De gauche à droite : l’administratrice de la page Black Estrie, Angélique Goguen-Couture, et la fondatrice, Aïssé Touré.

Un peu de brillance sur Black Estrie

Andréanne Beaudry
Andréanne Beaudry
La Tribune
Ils sont artistes, sportifs, entrepreneurs, professionnels, le profil varie, mais ils ont tous en commun de briller au sein de la collectivité estrienne... et d’être issu de la communauté noire.

Et depuis quelque temps, ils font aussi la manchette des pages Facebook et Instagram de Black Estrie, initiative de la Sherbrookoise Aïssé Touré, inspirée par les récents bouleversements et les manifestations Black Lives Matter.

La communauté manque de visibilité et mérite de briller davantage, fait valoir cette infirmière clinicienne, mère de trois enfants, qui souhaite promouvoir des modèles issus de la communauté noire en Estrie.

« Le but est de faire briller les gens qui ne sont pas assez visibles, malheureusement », mentionne la fondatrice du projet Black Estrie.

De telles pages existent déjà un peu partout, à Montréal comme en France, souligne Aïssé Touré, qui s’est donc inspirée de ce qui existait déjà pour lancer le mouvement en Estrie. 

Sur la page, des photos, des vidéos parfois, et de courts textes de présentation de diverses personnes issues de la communauté. Des gens triés sur le volet pour leur personnalité inspirante par l’administratrice de la page, Angélique Goguen-Couture, qui va leur présenter le projet et leur soumettre un questionnaire. Aïssé Touré synthèse ensuite l’information, bonifie aussi de témoignages de personnes issues de la communauté d’accueil.

« Je suis comme une chasseuse de têtes », ricane la fondatrice à propos de son implication dans le projet Black Estrie.

Ouverture

À long terme, Aïssé Touré aimerait bien que Black Estrie devienne une page ou un média à l’affût de la culture noire au Québec. 

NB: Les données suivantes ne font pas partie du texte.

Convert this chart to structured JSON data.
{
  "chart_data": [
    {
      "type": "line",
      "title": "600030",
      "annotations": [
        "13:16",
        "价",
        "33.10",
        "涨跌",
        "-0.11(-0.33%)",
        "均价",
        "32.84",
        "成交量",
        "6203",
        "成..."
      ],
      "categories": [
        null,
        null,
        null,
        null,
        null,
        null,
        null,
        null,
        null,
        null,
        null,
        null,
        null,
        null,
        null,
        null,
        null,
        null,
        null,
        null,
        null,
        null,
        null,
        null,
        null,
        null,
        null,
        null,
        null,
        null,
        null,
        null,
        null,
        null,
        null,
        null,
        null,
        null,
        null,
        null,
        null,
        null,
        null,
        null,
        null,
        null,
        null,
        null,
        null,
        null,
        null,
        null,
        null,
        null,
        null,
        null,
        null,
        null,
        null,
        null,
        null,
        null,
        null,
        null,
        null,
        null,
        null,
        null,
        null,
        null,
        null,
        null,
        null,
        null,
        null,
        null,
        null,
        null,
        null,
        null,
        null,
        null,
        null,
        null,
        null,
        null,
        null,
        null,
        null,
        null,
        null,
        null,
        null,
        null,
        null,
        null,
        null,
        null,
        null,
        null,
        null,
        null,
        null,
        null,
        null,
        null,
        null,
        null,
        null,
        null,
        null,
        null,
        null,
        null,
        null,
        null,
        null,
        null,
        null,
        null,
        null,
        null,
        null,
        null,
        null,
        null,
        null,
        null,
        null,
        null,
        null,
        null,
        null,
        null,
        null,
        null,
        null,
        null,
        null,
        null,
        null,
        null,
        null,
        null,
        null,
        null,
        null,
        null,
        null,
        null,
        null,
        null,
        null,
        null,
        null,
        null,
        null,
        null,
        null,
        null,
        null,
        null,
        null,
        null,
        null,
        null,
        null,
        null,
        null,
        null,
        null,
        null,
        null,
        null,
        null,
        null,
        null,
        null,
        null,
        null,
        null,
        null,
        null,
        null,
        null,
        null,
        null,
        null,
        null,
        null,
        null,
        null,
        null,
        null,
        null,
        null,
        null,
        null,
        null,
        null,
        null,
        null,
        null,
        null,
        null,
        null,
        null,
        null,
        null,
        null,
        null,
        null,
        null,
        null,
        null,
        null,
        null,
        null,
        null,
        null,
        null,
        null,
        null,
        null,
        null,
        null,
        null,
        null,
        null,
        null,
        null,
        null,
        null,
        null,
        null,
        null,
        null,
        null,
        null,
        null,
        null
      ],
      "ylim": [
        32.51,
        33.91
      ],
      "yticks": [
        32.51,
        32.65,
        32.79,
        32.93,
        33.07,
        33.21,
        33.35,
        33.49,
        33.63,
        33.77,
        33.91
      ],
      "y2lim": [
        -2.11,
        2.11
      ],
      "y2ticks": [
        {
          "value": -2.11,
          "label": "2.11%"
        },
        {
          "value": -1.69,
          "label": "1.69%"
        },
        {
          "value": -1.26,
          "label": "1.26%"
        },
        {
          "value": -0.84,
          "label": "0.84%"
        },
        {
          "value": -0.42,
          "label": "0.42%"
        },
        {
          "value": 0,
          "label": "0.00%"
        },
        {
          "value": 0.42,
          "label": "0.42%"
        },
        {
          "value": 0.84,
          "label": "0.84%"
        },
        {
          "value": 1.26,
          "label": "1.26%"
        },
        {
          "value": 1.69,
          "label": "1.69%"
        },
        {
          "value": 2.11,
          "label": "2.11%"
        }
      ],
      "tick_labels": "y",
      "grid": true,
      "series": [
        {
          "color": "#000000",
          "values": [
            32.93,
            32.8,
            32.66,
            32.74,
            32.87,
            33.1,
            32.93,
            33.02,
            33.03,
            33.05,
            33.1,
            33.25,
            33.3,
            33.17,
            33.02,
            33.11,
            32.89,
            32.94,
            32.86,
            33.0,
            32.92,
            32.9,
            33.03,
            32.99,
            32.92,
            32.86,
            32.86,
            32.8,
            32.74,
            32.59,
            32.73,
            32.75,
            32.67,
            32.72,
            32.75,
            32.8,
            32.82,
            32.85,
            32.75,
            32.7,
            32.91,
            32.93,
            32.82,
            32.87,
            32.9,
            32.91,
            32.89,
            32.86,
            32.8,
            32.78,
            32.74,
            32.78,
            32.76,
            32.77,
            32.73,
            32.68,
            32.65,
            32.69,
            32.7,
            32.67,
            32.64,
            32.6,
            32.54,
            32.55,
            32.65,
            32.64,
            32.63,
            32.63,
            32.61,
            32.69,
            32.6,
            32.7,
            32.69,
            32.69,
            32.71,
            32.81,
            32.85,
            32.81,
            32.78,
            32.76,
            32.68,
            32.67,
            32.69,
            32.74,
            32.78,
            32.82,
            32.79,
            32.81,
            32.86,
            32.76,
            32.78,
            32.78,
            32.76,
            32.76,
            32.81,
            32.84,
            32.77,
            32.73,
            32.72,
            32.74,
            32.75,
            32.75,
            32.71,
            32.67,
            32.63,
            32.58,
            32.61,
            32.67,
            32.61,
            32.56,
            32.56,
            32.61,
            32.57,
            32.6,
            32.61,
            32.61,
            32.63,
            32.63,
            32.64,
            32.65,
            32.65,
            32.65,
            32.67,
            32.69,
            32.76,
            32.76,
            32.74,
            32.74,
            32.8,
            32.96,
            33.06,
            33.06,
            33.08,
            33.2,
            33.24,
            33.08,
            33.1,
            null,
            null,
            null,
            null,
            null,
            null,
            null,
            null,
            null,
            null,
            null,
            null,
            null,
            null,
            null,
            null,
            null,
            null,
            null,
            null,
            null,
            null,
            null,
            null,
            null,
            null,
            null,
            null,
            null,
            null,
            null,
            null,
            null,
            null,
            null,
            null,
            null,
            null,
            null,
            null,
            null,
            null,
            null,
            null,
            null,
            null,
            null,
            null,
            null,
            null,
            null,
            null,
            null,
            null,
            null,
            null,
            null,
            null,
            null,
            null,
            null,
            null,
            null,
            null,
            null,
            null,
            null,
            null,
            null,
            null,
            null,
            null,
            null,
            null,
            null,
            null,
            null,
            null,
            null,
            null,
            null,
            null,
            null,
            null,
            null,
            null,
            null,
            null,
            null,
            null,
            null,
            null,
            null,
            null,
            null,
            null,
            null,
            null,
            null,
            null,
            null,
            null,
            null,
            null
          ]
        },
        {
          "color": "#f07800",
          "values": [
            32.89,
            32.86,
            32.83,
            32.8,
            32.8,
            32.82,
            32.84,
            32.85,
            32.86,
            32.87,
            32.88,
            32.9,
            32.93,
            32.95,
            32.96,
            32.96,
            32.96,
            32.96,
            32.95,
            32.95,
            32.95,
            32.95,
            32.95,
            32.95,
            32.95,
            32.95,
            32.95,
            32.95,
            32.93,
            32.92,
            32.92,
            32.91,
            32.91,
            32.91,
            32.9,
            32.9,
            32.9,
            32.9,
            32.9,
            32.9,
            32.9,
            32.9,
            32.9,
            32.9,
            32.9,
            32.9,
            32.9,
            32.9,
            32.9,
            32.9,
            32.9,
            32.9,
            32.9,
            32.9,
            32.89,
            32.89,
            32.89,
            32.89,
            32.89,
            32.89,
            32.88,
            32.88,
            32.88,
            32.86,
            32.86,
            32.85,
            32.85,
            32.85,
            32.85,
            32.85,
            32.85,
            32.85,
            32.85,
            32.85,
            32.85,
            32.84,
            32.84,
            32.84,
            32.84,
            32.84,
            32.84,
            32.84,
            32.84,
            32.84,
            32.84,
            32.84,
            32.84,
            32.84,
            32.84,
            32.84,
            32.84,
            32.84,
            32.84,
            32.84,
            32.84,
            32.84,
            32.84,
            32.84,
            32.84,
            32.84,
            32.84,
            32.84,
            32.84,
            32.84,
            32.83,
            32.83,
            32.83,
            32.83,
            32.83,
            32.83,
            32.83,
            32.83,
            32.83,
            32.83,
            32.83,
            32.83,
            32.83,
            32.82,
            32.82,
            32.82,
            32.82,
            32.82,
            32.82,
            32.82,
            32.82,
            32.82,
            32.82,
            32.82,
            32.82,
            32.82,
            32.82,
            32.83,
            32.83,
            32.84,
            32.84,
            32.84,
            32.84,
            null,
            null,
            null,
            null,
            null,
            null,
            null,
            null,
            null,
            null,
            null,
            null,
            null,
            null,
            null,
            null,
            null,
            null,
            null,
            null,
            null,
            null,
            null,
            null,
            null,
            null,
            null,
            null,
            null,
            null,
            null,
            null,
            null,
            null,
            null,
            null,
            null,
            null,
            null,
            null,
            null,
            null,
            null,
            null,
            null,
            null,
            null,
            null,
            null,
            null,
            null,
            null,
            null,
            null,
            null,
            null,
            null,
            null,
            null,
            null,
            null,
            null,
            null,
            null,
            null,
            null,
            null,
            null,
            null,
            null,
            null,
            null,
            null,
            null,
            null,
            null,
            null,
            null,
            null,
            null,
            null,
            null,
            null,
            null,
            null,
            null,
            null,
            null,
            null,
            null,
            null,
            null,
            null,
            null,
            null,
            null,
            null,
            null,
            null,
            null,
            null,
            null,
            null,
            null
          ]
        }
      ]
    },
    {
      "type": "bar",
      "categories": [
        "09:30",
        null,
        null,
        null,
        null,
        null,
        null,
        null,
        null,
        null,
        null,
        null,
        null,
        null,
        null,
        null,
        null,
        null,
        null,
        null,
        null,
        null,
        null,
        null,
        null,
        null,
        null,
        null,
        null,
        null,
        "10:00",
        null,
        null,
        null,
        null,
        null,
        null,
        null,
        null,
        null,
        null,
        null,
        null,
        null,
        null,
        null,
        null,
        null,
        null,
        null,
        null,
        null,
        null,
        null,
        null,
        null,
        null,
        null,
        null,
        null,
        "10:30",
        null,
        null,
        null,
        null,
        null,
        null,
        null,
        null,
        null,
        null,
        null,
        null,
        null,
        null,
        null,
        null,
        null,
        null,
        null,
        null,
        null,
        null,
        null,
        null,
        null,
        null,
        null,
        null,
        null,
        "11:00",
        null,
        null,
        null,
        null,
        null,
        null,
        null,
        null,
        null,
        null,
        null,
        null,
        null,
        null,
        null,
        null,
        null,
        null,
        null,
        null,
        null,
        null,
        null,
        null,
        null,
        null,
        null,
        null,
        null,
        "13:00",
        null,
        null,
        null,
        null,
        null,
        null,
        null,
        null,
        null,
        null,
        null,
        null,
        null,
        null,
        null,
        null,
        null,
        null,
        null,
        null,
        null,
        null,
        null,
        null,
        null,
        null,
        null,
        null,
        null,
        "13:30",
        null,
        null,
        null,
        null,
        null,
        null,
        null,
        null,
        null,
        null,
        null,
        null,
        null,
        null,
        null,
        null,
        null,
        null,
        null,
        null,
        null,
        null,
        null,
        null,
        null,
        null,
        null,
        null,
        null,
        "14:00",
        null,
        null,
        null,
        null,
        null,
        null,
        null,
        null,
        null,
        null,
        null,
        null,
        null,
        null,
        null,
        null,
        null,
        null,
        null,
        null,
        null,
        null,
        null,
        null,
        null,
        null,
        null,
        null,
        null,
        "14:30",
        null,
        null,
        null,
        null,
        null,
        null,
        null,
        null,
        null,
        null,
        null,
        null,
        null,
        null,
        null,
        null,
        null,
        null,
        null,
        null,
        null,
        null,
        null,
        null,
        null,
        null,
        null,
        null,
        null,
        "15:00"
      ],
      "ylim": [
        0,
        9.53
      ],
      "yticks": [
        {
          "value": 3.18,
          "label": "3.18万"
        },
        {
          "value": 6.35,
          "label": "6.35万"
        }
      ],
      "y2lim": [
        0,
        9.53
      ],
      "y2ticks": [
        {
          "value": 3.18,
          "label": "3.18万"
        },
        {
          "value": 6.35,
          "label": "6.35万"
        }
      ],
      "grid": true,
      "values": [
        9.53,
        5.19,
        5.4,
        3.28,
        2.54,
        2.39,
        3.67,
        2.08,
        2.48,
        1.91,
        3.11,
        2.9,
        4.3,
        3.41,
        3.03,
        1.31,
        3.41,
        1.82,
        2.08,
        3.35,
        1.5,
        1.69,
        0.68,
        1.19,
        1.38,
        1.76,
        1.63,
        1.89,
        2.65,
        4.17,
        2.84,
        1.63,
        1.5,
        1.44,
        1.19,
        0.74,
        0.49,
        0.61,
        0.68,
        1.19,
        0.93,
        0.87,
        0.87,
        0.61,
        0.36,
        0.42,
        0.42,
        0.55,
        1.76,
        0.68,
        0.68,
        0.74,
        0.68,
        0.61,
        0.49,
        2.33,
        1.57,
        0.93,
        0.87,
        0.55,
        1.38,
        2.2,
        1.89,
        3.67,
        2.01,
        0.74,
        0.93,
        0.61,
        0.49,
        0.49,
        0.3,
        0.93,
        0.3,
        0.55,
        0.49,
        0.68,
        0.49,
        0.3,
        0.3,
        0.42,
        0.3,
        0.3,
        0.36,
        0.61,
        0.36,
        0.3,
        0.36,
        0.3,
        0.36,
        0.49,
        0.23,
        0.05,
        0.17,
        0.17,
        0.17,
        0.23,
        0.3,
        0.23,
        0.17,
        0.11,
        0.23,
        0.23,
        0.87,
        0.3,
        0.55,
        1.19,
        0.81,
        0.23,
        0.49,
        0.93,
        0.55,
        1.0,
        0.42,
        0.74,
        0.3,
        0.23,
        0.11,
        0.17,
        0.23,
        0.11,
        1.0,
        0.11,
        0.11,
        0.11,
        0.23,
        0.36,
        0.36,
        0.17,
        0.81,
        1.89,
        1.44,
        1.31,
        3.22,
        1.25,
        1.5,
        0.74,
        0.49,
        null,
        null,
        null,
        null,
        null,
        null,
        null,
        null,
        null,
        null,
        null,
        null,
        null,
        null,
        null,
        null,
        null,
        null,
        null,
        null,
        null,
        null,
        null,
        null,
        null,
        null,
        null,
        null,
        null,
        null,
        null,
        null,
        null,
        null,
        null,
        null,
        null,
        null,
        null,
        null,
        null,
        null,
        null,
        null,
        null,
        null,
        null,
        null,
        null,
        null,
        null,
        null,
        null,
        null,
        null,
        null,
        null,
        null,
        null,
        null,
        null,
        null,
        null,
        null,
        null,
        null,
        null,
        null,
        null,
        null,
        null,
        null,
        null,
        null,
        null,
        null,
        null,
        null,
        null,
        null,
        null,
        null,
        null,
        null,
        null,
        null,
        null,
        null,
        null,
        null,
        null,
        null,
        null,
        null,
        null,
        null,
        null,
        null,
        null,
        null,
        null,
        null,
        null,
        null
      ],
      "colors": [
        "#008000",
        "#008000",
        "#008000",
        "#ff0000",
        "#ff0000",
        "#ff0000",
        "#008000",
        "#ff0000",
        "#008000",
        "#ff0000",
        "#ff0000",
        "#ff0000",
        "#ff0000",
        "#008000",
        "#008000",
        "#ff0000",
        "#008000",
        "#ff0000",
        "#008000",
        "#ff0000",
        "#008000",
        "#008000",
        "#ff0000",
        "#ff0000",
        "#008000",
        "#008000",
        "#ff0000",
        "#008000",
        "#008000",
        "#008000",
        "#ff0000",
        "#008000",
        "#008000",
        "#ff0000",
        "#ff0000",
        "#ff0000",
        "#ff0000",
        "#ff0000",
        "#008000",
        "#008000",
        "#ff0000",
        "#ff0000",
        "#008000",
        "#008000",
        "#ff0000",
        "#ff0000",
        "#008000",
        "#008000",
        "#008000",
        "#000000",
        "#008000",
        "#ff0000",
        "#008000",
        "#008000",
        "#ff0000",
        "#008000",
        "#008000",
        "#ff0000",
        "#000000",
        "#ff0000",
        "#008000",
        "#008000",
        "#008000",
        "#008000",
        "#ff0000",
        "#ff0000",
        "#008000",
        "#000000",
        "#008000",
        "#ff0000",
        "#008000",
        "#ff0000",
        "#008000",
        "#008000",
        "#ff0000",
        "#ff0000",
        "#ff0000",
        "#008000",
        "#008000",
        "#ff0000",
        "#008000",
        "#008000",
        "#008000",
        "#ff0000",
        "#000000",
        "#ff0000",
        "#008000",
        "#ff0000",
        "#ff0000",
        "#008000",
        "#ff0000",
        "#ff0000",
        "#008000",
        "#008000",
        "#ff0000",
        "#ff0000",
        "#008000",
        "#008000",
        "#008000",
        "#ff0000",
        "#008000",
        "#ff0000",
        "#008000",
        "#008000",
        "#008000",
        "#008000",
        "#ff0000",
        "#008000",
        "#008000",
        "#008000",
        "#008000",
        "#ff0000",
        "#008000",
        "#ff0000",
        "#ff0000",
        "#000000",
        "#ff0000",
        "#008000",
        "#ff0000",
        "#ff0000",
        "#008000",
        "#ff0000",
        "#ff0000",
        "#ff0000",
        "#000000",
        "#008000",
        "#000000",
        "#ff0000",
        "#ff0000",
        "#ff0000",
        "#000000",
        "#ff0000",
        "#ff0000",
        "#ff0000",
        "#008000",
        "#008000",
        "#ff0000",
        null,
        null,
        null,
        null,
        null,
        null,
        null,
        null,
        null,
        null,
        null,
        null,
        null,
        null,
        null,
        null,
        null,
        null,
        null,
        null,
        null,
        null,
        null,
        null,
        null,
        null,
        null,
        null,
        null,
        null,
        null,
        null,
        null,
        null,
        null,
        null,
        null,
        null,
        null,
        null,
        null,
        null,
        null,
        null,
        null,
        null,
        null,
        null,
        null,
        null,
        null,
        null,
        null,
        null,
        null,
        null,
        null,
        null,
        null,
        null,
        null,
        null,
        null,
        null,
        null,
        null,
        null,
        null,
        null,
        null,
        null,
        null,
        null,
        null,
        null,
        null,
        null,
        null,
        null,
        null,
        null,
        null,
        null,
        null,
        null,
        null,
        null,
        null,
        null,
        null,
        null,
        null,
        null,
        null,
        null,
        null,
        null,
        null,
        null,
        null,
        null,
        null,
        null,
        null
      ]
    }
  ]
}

« On m’a demandé pourquoi je n’avais pas intégré d’autres minorités. C’est une bonne suggestion, mais pour l’instant je me concentre sur la communauté noire. Bref, je ne veux surtout pas être décrite comme une personne pro-black, car mon but est d’illustrer l’intégration de personnes dans leur société d’accueil qui est la société québécoise », précise-t-elle. 

Une fois Black Estrie bien lancé, elle aimerait de façon ponctuelle mettre en lumière d’autres minorités culturelles, assure encore Aïssé Touré. 

« Nous sommes une minorité, mais nous participons à l’économie de la province. Nous participons aussi d’une manière ou d’une autre avec nos talents. C’est vraiment le but de mon projet, et j’y tiens vraiment », ajoute Aïssé Touré qui souhaite ainsi inspirer autant ses trois enfants que la communauté estrienne.